Every type of permanent life insurance builds cash value a different way.  Typically, the premium that you pay for the policy less the fee to maintain the protection will earn interest that can be used to purchase more insurance, offset your premium costs, or supplement your retirement.  Dividends, index funds, individual stocks and declared interest rates from the insurance company can all be triggers to allow your life insurance policy to build cash value.  It is important to talk with a licensed professional who understands all of the options that are available and then leverages those options with your risk tolerance and desire for cash accumulation. 


Term life insurance does not typically build cash value.  There are policies that include a “return of premium” rider, which allows the policyholder to get a refund of all premium at the end of the level term period.  However, if you’re looking to build cash value within your policy, you’ll want to look at a permanent life insurance plan.

Should I Just Buy Term and Invest the Difference?

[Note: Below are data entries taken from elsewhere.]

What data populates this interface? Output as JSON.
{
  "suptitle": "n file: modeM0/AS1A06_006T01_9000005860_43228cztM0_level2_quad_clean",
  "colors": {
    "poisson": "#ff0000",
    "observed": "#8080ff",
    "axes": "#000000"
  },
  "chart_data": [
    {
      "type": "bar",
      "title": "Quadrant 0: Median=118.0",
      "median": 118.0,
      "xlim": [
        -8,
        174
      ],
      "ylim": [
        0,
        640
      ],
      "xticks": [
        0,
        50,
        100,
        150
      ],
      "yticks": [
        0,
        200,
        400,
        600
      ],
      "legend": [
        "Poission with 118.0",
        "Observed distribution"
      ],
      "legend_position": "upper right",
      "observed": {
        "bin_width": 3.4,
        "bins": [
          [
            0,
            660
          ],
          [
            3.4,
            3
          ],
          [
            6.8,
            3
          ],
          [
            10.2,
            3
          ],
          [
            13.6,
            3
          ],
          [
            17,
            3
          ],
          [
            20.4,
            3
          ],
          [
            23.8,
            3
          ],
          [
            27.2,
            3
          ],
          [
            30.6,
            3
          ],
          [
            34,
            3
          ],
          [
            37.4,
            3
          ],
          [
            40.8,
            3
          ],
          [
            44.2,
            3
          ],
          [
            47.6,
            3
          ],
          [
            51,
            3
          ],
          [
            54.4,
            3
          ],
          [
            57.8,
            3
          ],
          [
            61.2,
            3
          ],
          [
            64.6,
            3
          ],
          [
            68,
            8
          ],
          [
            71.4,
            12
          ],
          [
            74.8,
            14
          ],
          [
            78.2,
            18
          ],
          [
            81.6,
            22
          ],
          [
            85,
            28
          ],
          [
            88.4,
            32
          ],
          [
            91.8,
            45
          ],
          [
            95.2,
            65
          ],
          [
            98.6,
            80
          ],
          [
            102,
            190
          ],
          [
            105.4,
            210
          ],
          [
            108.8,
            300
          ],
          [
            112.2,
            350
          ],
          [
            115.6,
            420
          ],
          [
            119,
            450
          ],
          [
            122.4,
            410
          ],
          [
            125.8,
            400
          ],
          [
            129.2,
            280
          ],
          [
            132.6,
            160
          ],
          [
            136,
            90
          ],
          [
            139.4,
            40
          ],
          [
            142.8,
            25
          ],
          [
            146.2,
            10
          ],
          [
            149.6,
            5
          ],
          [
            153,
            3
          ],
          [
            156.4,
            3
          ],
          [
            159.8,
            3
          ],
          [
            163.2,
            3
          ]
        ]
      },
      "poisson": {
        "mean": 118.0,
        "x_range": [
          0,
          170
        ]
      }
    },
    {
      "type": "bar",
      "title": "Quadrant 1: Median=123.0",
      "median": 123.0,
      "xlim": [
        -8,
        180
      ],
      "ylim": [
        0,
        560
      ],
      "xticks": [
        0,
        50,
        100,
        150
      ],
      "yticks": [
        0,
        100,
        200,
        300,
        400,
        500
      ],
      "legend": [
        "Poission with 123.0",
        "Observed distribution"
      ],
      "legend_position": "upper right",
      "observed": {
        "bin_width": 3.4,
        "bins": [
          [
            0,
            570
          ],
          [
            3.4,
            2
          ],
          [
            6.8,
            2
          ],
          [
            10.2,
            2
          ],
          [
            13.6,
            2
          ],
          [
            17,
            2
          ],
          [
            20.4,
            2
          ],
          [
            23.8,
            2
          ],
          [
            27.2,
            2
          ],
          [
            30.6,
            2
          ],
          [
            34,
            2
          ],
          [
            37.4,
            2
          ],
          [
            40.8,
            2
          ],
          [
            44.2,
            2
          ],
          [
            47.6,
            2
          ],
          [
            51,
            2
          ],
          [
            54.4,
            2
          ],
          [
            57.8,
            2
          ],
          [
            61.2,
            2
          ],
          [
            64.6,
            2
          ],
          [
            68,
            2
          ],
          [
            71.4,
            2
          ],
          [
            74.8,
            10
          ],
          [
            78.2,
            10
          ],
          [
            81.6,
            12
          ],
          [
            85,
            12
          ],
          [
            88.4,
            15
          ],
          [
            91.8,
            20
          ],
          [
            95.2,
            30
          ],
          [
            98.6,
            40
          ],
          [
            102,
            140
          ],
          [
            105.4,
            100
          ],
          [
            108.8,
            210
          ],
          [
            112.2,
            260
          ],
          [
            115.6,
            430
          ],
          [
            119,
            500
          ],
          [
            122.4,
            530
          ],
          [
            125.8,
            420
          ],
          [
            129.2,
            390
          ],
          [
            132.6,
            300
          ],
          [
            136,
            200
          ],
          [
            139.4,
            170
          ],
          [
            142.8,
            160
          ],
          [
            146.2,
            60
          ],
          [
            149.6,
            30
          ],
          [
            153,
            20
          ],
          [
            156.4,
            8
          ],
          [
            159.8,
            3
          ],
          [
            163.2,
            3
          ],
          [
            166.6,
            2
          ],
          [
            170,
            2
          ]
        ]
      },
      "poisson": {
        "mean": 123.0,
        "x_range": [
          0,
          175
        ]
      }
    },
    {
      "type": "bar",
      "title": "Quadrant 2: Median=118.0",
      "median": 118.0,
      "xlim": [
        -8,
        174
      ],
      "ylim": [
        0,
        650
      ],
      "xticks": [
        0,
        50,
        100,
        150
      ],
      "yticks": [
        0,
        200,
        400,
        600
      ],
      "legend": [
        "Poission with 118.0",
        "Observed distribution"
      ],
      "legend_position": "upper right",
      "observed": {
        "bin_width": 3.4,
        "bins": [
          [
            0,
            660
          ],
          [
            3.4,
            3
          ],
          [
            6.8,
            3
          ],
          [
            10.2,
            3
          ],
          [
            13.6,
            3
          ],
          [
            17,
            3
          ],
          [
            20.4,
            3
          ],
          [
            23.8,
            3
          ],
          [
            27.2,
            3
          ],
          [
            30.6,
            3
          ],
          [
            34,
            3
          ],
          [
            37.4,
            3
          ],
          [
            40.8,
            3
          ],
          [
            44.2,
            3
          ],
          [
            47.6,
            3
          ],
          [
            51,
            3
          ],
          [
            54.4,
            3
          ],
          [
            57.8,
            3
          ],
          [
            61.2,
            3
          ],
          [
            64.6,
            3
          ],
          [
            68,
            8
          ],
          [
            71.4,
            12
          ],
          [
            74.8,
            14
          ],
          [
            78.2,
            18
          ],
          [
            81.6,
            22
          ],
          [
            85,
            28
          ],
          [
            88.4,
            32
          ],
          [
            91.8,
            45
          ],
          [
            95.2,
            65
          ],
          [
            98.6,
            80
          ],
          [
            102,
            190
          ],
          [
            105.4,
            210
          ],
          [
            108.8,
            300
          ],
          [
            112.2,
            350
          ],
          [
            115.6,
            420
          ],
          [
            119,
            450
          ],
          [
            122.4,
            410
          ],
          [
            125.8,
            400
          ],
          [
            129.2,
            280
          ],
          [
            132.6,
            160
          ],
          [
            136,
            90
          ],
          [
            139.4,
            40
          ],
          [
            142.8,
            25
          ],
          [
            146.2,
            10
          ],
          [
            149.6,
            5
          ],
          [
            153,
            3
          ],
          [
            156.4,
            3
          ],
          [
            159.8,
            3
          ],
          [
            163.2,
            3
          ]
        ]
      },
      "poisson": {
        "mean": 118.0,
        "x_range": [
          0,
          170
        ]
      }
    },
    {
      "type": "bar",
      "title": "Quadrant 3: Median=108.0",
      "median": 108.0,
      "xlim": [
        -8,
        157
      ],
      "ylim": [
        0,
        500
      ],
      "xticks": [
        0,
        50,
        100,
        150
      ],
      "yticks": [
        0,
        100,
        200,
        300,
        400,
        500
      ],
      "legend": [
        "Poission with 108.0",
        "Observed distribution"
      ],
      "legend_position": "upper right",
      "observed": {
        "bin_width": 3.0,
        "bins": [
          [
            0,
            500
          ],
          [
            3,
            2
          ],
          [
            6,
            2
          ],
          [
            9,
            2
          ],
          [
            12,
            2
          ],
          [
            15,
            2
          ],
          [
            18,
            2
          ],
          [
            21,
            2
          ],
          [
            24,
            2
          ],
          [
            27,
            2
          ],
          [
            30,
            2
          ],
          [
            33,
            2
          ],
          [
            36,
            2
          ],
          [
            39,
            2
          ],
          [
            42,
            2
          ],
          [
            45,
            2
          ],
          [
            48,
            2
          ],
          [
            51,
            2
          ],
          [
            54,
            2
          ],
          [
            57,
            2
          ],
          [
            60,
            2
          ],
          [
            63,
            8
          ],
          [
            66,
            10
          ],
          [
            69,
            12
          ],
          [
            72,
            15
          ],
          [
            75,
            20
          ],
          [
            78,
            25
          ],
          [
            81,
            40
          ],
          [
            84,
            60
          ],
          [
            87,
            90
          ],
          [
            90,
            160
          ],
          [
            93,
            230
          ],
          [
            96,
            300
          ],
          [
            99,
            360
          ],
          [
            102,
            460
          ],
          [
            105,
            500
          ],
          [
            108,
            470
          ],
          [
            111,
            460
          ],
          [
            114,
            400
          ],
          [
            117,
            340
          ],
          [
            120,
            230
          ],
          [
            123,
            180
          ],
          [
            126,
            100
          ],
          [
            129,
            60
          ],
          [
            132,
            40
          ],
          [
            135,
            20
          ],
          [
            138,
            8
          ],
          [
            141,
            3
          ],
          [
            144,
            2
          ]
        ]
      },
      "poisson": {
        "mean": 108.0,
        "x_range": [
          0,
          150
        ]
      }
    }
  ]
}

In this scenario, the difference between the permanent life insurance premium and the traditional term life insurance premium is invested in a mutual fund, annuity, stocks, bonds, or other investment vehicle.  The idea is that investing the difference would replace or exceed the cash value accumulation of permanent life insurance.  If you are deciding if this strategy is right for you, you need to consider what best suits your personal objectives and circumstances.  For example:

  • You may not have the discipline to actually invest the difference.
  • You need the discipline not only to invest the difference, but also to invest early while the difference between the amount of your term insurance premium and the amount of the premium for your permanent insurance is the greatest. You need to make up early for the dramatic increase in the cost of term insurance at later ages.
  • If you need to renew or reapply for your term policy, the cost may become prohibitive as you get older or if you develop health problems.
  • If health problems occur, you could become uninsurable and not even be able to purchase term insurance when it comes time to renew.
  • The investment you choose may not perform as hoped for.

Carefully weigh knowledge about your habits and self discipline along with the benefits, risks, product features, and any current or future charges associated with any insurance and/or investment product before making a decision about how to address your particular needs.

Should I Purchase Term and Permanent Life Insurance Together?

A common strategy that many people utilize is called "laddering" your life insurance.  The laddering method is a great way to diversify your portfolio while still keeping your costs as low as possible.  Laddering simply means that you are going to purchase both a term life and permanent life insurance policy at the same time.  Term life is quite a bit cheaper than permanent life, so the idea is that you purchase the bulk of your life insurance portfolio with a term policy while needs are at their highest, and then supplement the term insurance with a permanent plan.  As an example: you could purchase a $750,000 - 20 year term life insurance policy and then a $250,000 - guaranteed universal life plan.  The total amount of coverage would then be $1,000,000, but $750,000 would expire after 20 years, leaving the insured with a $250,000 policy guaranteed for the rest of their lives.  This allows them to receive a guaranteed positive return on their investment while keeping costs as low as possible.